There is an out-of-memory error at the system level.

translator_bot · June 22, 2024, 10:27am

| username: TiDBer_pkQ5q1l0 | Original post link

Then it is necessary to check if slow SQL is causing the OOM.

translator_bot · June 22, 2024, 10:27am

| username: TiDBer_pkQ5q1l0 | Original post link

Frequent OOM (Out of Memory) issues are often caused by certain large SQL queries.

translator_bot · June 22, 2024, 10:27am

| username: wenyi | Original post link

I am loading a CSV to migrate data into TiDB.
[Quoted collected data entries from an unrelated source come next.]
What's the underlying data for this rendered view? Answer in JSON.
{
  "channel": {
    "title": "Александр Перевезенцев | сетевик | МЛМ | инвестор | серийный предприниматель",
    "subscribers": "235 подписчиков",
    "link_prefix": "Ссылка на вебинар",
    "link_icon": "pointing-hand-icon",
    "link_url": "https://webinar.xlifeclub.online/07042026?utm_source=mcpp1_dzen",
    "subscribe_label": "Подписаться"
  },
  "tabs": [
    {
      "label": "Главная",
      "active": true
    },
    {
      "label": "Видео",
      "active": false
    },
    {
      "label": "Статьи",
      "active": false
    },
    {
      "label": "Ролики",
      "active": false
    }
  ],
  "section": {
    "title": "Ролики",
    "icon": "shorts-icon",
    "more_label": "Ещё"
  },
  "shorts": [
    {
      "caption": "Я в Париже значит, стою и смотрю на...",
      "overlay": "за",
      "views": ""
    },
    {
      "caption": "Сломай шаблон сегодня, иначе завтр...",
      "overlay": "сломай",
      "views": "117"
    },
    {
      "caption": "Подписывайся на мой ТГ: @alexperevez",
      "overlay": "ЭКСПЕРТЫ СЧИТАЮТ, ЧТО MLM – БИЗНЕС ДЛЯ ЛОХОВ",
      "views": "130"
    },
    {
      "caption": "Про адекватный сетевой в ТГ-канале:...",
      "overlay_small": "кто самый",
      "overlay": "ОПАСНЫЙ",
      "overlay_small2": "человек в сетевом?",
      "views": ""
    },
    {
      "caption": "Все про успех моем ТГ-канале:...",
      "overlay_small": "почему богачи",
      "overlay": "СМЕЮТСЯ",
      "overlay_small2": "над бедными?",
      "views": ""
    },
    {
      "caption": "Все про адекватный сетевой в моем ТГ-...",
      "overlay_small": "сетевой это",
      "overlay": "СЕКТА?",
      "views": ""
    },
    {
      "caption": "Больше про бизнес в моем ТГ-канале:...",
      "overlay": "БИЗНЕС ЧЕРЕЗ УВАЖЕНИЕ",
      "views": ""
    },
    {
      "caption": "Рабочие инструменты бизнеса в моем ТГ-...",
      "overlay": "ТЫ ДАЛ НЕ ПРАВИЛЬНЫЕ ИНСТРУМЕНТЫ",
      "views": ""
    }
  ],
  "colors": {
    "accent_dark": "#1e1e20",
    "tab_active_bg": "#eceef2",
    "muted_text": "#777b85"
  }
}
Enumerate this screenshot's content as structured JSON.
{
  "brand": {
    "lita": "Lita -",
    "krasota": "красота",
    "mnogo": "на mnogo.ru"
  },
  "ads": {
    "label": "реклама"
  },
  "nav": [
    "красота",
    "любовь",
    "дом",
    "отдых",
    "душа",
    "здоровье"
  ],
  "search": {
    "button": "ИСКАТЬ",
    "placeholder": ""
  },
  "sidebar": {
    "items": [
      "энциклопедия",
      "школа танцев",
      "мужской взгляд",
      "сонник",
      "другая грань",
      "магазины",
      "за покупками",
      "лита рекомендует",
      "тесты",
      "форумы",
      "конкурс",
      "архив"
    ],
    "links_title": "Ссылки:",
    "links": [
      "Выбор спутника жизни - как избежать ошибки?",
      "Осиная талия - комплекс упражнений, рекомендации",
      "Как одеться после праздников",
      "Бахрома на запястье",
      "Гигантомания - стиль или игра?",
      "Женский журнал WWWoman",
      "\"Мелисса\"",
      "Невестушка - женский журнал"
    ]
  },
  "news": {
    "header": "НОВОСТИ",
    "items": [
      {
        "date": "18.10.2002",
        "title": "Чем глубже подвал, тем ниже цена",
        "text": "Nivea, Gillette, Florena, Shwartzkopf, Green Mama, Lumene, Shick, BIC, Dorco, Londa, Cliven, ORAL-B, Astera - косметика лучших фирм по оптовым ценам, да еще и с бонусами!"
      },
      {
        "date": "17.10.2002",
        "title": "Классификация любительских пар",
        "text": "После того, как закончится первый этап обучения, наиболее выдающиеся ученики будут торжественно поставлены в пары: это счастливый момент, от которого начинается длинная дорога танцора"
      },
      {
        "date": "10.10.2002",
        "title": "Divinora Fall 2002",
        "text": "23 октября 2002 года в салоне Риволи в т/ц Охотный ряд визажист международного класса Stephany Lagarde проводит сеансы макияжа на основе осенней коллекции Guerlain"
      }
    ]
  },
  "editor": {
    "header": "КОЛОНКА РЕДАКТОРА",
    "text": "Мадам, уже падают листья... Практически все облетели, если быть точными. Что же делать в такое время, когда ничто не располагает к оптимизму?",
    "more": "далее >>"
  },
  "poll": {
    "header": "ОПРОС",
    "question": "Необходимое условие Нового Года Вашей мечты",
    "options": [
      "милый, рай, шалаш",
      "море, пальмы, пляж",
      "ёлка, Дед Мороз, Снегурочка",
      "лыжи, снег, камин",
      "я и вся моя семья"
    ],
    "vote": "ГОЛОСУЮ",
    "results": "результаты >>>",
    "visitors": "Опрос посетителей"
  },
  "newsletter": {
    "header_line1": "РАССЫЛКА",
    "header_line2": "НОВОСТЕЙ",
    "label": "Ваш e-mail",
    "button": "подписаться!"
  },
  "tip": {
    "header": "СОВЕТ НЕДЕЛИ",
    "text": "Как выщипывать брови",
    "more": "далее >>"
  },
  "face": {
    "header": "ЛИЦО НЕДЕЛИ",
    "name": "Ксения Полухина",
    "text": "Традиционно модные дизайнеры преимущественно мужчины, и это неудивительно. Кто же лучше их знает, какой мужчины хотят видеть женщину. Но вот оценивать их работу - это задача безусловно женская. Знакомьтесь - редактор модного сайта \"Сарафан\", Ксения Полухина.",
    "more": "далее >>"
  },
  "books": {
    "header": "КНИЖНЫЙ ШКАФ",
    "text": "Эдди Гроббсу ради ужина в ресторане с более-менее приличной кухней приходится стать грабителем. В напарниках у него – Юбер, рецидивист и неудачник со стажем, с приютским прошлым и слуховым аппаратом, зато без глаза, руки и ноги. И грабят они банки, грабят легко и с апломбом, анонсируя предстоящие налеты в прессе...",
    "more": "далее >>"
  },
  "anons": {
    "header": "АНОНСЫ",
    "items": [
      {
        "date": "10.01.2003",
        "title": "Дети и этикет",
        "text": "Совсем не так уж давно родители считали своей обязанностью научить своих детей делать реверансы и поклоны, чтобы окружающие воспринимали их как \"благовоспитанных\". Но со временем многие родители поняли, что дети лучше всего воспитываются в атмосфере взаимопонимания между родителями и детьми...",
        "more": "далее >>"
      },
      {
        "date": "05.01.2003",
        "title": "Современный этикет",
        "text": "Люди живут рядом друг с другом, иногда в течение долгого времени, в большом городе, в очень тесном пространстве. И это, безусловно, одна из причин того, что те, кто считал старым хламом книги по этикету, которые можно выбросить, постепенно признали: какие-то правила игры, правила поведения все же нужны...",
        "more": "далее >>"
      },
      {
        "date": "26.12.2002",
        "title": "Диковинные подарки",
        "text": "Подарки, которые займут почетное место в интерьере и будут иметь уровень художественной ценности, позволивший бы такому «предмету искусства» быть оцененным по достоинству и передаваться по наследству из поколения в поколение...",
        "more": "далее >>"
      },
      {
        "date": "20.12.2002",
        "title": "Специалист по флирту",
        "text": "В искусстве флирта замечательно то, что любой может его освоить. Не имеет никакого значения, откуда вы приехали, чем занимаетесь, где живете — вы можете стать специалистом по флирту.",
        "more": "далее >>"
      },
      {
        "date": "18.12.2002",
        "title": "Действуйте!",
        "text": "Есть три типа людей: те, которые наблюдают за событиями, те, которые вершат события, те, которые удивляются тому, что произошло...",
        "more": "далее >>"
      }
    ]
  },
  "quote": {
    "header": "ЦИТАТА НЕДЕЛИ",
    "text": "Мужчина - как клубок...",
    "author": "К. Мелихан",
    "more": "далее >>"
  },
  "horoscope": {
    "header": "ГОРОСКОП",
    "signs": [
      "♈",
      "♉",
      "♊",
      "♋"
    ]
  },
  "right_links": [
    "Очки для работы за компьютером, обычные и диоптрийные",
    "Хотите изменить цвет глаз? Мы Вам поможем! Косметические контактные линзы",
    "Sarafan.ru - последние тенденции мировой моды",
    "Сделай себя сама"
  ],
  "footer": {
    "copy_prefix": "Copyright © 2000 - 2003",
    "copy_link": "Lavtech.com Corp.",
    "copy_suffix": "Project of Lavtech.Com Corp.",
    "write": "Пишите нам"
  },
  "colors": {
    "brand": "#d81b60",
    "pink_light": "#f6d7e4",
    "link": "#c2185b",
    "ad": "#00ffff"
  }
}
translator_bot · June 22, 2024, 10:27am

| username: TiDBer_pkQ5q1l0 | Original post link

Will it interrupt when not loading?

translator_bot · June 22, 2024, 10:27am

| username: TiDBer_pkQ5q1l0 | Original post link

You can observe the memory growth during the load process.

translator_bot · June 22, 2024, 10:27am

| username: wenyi | Original post link

If you don’t load data, there definitely won’t be any interruptions.

translator_bot · June 22, 2024, 10:27am

| username: TiDBer_pkQ5q1l0 | Original post link

Isn’t the memory of the tidb-server too small? How about splitting the CSV into multiple files for import?

translator_bot · June 22, 2024, 10:27am

| username: system | Original post link

This topic was automatically closed 60 days after the last reply. New replies are no longer allowed.